Like many states, North Carolina has implemented a prescription drug monitoring database to identify people who abuse and misuse powerful painkillers. Now, a new study at the University of North Carolina at Chapel Hill shows that the system – which is voluntary – is only used by about one-third of the 34,000 physicians who are registered with the Drug Enforcement Agency to prescribe controlled substances – and fewer than half of those registered actually used it in the last six months of 2011.
However, at the same time, the number of patients with the most severe drug-seeking behaviors – those who used 10 prescribers and 10 pharmacists within six months – decreased substantially from 217 in 2008 to 115 in 2012, the study found.

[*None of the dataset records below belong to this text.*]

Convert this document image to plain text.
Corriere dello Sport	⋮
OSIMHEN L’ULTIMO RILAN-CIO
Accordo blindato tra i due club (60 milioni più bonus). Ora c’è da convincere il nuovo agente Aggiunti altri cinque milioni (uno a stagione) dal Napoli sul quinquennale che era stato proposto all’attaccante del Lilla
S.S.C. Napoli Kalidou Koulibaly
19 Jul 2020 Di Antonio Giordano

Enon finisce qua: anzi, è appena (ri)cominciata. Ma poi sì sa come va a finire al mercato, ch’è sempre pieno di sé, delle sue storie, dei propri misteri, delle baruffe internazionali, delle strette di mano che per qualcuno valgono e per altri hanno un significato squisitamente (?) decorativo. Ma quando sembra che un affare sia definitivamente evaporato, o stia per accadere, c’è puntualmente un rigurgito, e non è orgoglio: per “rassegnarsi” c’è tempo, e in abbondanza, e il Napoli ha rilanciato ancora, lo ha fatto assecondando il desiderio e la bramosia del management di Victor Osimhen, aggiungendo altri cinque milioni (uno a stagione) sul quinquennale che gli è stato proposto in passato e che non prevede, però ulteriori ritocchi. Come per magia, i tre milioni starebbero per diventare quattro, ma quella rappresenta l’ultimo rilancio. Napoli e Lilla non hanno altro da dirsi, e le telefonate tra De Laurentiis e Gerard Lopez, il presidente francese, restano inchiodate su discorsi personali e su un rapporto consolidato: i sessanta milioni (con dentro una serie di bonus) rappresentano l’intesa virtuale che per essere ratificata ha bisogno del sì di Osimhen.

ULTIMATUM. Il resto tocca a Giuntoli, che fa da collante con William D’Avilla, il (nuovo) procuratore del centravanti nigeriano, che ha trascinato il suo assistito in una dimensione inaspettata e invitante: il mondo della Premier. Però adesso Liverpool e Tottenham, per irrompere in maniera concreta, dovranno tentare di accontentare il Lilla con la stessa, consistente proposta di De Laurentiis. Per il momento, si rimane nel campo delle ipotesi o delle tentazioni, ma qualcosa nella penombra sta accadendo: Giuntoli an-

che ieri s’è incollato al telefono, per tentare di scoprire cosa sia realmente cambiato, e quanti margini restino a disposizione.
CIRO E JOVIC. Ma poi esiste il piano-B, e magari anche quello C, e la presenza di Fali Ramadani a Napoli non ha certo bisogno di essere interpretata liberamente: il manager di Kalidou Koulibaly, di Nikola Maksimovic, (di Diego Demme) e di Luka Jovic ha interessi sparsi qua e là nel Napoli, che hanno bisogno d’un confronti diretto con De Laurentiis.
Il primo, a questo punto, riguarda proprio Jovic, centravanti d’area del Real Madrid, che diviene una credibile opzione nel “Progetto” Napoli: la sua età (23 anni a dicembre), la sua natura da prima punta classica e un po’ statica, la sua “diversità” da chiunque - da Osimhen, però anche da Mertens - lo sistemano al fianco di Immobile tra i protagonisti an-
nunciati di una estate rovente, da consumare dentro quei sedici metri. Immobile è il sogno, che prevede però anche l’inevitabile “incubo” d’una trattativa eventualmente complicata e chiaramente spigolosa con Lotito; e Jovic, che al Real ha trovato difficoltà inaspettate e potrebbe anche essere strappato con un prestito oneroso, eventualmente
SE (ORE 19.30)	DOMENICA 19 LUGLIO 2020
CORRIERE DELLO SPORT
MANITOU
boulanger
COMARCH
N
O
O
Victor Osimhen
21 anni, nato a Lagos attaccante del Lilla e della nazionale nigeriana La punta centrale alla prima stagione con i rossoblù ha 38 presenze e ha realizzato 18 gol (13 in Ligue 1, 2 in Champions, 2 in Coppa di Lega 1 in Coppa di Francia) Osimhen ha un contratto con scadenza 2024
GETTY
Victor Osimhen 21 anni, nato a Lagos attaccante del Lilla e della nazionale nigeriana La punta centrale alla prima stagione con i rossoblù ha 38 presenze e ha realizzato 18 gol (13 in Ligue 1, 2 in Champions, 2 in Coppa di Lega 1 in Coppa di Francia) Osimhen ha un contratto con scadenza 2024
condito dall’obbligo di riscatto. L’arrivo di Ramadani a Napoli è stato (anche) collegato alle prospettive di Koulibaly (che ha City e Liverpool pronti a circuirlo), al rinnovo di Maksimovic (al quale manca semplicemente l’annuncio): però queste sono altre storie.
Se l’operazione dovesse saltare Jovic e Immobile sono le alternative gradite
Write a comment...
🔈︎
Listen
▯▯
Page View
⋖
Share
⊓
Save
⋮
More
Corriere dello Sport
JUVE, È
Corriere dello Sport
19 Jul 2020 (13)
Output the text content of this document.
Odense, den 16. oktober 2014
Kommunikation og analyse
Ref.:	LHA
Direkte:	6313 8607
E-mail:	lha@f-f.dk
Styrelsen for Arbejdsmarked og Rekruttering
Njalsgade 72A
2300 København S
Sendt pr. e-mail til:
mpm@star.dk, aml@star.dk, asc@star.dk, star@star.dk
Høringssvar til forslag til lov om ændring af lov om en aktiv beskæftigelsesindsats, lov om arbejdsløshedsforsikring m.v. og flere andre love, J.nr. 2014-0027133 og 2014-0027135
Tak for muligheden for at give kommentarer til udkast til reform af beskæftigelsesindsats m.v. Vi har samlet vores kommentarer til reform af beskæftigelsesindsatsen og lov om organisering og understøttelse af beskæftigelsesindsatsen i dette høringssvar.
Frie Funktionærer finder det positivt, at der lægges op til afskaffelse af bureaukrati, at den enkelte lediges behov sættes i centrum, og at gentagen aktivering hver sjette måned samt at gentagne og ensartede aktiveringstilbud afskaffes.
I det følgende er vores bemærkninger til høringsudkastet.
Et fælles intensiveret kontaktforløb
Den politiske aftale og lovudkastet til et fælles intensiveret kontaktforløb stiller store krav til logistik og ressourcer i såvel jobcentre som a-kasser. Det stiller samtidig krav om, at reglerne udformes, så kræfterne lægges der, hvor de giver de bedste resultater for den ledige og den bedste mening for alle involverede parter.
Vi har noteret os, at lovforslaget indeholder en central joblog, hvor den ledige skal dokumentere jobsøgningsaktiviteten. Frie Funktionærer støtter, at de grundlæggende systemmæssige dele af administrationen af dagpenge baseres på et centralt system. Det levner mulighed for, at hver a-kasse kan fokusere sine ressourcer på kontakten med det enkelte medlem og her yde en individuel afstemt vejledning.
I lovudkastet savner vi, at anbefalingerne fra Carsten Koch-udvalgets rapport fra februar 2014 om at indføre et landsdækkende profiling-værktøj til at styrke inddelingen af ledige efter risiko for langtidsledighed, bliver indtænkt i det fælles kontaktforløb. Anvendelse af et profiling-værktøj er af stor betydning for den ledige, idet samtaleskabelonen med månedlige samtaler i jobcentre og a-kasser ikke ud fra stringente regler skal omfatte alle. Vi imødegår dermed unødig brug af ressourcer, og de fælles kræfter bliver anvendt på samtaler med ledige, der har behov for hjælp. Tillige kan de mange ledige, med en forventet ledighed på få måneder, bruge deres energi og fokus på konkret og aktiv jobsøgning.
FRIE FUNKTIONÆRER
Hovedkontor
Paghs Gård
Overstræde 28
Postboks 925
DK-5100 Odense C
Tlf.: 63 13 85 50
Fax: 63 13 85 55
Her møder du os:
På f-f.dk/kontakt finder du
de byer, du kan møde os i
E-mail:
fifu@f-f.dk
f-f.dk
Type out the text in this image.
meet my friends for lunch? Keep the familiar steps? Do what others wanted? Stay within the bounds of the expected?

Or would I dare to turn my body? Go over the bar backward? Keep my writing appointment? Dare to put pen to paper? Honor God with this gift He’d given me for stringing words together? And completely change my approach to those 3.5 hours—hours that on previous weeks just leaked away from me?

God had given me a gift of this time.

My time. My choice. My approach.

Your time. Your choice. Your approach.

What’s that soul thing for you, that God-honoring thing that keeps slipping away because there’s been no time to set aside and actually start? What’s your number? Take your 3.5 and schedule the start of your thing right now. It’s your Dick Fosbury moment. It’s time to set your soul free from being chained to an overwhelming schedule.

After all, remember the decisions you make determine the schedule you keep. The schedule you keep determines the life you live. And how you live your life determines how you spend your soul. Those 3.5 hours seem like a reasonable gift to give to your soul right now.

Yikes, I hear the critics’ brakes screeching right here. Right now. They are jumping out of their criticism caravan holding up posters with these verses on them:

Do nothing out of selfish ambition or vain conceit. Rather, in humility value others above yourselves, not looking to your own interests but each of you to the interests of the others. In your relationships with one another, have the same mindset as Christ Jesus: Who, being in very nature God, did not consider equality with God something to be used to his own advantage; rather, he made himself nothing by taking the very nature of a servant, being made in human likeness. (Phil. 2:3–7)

Prescription drug overdose kills an average of three people per day in North Carolina.
Nearly all states have operational prescription drug monitoring programs, with the exception of Montana, Nebraska, Arkansas, Wisconsin, Georgia, Maryland, New Hampshire, and the District of Columbia, according to the latest research from the Alliance of States with Prescription Monitoring Programs.
But the effectiveness of these systems has recently been called into question in several states. In Florida, for example, a recent investigation by the Tampa Bay Times found that the vast majority of medical practitioners don’t even use the system, because – as in North Carolina – they are not required by law to check it to see where and when their patients filled previous prescriptions, the type and quantity of drugs they got and who prescribed them.
Since Florida’s system was launched last September, more than 48 million prescriptions have been written for controlled substances — about 2.5 for every man, woman and child in the state — but prescribers checked the database before writing just 2% of them, according to that article.